Elder Chin Teck has two sons. One of them mentioned how his constant reminder to the family was that they were not to “play church” but to “do church”. He wanted them to take their faith seriously and truly live out a Christ-like life. Leaving behind a legacy had never been their father’s agenda; rather a deep concern for members to genuinely love and follow Jesus closely.
No matter how busy Chin Teck was with his responsible job in the marketplace, he somehow managed to squeeze in time to do personal visitations. A fellow elder doing the visitation ministry shared that Chin Teck was the one always ferrying fellow church members around to do such visits to encourage and strengthen the sick and the needy.
Prayer was a mainstay in his life too. He was always to be found at weekday prayer meetings. He also personally pushed for BKC to have one day of corporate prayer every year, to encourage the entire congregation to see the importance of corporate prayer and personally participate as well.
Money was not something he held on to either; it was merely an instrument to bless. A church member learned that a mentally disturbed man and mother had no place to live. Elder Chin Teck felt it was inadequate that only a rented room be made available and insisted on engaging a realtor to find an apartment for them. He then paid the rent out of his own pocket for more than a year while the mother and son sorted out things in their lives. The church later had the joy of seeing the old lady come to know the Lord Jesus as they continued to support the son in his condition.

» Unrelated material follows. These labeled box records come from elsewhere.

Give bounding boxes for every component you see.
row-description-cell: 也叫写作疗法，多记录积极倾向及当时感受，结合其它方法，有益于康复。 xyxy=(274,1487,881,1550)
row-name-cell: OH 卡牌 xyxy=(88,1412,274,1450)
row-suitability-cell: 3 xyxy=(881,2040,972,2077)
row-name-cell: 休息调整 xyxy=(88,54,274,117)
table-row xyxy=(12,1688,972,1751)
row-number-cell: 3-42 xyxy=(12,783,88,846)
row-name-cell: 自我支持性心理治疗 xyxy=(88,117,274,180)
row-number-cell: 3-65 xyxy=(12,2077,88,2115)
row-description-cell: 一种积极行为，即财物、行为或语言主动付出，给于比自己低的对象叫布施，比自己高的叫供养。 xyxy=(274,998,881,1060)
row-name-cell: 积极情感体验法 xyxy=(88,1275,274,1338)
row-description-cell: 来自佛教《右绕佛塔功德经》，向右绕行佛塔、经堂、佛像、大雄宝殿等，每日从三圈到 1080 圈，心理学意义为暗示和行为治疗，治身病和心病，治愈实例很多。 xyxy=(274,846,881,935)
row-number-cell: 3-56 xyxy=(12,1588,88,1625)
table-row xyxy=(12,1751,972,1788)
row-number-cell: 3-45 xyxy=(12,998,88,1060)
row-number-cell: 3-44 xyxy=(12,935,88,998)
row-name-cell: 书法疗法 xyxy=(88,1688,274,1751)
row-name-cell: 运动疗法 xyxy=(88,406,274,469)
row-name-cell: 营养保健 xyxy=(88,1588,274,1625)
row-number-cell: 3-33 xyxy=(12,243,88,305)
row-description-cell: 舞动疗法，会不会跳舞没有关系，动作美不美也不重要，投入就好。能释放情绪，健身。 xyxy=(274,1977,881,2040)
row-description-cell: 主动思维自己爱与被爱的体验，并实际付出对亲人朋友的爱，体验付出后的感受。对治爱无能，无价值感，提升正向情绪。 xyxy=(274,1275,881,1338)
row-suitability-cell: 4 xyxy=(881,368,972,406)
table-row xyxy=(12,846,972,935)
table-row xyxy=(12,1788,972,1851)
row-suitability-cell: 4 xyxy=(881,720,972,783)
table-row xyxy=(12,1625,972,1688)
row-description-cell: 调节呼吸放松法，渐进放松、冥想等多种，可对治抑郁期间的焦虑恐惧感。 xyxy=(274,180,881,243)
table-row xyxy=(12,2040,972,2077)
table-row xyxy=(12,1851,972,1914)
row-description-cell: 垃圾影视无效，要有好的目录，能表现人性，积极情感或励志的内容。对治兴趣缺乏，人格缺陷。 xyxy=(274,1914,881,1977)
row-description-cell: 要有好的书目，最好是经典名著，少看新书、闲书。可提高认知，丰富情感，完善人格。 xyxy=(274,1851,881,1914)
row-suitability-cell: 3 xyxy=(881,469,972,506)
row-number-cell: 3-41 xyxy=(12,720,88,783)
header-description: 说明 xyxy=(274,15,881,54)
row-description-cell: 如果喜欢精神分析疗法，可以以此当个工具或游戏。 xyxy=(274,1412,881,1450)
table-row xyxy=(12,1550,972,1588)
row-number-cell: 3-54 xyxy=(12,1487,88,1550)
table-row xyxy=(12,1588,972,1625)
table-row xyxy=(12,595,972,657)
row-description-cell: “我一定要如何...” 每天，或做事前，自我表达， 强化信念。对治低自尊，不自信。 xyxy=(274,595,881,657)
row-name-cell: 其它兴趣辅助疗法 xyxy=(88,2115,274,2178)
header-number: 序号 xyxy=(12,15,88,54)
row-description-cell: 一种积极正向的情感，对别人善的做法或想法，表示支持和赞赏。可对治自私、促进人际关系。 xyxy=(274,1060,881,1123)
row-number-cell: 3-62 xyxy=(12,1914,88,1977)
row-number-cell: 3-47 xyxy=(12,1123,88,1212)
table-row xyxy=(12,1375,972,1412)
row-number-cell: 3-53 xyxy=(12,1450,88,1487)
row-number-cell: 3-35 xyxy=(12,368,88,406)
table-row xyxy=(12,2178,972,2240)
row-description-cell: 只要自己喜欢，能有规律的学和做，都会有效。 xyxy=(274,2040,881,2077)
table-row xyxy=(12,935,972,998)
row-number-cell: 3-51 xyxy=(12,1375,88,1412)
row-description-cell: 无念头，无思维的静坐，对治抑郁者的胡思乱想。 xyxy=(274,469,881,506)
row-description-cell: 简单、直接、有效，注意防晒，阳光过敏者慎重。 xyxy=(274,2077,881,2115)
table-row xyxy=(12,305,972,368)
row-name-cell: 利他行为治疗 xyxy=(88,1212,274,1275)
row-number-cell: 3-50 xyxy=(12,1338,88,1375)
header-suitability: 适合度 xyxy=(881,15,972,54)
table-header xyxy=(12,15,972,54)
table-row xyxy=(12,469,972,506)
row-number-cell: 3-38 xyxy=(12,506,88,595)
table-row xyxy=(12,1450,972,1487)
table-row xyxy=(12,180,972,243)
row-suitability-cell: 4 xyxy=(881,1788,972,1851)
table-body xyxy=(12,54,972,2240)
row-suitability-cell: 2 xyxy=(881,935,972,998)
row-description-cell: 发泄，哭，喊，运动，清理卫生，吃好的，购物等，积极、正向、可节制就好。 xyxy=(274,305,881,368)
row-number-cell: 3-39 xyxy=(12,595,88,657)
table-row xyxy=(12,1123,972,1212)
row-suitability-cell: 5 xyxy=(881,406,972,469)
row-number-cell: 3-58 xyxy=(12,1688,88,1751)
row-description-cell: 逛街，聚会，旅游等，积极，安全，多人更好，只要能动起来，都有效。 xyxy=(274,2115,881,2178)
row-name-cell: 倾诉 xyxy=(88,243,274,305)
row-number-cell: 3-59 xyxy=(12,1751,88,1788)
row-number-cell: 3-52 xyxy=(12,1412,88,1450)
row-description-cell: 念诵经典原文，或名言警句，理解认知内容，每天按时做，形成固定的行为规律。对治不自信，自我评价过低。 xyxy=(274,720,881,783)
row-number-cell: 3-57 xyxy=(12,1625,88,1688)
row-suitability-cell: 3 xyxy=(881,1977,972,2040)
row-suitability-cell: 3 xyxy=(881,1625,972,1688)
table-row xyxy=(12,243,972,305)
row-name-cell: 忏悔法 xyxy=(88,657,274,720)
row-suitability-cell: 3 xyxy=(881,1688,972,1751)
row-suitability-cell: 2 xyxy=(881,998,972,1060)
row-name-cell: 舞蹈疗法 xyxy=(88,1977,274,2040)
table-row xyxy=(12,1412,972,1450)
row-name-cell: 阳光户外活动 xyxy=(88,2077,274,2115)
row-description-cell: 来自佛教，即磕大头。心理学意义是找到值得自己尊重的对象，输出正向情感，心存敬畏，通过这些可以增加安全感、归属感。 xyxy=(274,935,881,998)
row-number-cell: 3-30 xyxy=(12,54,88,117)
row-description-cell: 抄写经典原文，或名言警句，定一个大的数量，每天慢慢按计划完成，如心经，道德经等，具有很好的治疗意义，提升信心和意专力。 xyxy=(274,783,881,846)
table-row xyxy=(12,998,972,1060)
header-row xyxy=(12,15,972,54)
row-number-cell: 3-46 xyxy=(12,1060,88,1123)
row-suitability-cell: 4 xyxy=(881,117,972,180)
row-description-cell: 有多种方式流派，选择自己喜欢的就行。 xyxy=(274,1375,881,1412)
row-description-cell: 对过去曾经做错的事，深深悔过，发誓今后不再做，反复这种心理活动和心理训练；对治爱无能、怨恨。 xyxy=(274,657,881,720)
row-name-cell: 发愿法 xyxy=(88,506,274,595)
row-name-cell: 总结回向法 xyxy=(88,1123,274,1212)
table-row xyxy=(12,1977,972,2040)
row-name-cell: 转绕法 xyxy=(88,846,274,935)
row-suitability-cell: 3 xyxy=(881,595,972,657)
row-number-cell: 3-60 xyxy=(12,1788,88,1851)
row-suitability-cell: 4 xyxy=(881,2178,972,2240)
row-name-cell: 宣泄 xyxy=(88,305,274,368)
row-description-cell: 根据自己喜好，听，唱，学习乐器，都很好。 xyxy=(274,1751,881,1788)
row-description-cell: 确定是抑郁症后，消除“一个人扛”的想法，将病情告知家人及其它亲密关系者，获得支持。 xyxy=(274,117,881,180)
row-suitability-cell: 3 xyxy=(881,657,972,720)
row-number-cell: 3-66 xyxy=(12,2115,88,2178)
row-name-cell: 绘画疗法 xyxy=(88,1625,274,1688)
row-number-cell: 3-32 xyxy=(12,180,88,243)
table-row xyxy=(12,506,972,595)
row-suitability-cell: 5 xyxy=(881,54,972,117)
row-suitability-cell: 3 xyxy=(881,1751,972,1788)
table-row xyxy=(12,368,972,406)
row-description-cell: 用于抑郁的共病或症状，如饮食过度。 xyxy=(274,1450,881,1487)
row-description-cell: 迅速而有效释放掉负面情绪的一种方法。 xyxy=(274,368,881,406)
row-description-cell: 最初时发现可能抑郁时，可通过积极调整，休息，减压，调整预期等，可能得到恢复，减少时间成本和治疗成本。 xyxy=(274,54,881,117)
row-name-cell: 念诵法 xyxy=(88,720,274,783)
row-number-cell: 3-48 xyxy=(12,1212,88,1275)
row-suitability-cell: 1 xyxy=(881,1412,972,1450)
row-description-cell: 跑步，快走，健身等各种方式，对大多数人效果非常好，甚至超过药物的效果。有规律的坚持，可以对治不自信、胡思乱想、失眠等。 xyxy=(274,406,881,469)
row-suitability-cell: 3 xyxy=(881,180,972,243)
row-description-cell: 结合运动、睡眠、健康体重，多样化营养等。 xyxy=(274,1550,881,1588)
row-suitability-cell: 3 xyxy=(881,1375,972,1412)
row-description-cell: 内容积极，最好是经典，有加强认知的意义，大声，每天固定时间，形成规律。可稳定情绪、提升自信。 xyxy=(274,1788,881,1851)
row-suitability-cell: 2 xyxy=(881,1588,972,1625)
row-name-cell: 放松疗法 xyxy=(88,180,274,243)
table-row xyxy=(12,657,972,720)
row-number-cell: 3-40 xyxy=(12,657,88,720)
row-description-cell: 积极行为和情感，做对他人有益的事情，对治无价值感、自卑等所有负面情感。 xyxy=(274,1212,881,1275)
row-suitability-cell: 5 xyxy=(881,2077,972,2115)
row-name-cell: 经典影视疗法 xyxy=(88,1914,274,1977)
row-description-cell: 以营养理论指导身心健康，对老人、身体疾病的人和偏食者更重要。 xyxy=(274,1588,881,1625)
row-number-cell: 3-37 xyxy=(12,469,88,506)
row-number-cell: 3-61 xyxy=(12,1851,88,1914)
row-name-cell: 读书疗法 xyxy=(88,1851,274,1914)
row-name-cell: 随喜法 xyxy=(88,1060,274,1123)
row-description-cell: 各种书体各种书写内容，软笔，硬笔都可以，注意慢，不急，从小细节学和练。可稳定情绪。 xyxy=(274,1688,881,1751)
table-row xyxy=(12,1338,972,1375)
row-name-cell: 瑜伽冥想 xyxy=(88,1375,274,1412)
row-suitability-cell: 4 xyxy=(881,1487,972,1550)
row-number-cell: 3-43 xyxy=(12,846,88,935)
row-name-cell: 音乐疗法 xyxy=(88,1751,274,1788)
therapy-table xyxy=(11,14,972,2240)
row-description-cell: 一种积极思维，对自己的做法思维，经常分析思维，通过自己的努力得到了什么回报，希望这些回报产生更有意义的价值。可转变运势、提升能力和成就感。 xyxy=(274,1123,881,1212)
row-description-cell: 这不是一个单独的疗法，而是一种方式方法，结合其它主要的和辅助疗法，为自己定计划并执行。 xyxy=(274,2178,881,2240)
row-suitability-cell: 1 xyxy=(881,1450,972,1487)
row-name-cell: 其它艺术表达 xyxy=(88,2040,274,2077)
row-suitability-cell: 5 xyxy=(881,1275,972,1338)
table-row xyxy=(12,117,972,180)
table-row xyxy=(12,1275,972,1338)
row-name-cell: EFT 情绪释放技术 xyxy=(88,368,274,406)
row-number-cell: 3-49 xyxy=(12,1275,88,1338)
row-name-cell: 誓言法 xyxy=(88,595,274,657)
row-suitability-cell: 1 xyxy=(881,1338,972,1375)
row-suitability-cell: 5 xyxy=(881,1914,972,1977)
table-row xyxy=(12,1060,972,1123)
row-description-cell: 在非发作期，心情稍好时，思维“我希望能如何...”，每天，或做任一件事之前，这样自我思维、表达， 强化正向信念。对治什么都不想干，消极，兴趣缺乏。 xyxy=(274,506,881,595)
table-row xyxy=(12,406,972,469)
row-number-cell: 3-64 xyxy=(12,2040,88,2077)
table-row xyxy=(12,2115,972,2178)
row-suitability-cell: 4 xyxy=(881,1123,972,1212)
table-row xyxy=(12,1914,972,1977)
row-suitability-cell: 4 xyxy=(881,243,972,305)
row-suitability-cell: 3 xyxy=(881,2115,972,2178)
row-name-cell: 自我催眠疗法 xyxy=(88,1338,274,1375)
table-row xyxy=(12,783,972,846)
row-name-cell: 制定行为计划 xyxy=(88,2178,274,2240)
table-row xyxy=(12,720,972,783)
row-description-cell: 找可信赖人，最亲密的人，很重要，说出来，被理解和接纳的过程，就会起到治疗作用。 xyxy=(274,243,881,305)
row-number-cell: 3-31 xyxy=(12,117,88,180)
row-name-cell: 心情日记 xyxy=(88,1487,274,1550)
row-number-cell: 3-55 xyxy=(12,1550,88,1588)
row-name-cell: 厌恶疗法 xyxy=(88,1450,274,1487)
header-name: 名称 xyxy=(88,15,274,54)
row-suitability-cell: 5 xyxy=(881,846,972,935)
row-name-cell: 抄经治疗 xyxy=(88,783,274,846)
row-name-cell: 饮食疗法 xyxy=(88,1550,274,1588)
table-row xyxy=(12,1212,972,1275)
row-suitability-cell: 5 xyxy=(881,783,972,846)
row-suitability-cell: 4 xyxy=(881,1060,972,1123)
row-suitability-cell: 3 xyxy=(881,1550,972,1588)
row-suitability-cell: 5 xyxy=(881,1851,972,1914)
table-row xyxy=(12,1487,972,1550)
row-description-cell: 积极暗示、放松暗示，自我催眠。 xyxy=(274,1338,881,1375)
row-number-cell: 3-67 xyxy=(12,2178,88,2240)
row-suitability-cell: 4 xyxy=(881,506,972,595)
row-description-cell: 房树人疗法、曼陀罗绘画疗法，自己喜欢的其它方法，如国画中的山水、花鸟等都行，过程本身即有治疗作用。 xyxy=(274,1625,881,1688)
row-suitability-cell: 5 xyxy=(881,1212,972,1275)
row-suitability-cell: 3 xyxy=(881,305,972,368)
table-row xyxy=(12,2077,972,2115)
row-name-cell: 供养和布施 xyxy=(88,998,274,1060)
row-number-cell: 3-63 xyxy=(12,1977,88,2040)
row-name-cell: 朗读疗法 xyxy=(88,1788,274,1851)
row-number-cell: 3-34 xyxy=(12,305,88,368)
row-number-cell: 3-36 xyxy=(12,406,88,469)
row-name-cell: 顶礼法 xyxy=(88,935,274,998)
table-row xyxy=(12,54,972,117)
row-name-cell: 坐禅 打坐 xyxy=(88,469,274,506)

The more we heard, the more we saw a picture of Christ. Many of us sitting in BKC’s pews that Saturday morning must have quietly felt rebuked for our lack of zeal for the Lord, stinginess and tardiness, as well as spurred on by our late brother’s example to be more Christ-like.
I suspect many of us felt like Archippus. Paul must have discerned that Archippus was not pulling his weight in the Colossian church and felt it necessary to say in the closing words of his epistle: “Tell Archippus: ‘See to it that you complete the work that you have received in the Lord’.” (Colossians 4:17) As 2015 draws to a close and as we go into 2016, I pray that the Holy Spirit will reveal to us the work that we are to do, and that with His empowerment, we will complete it.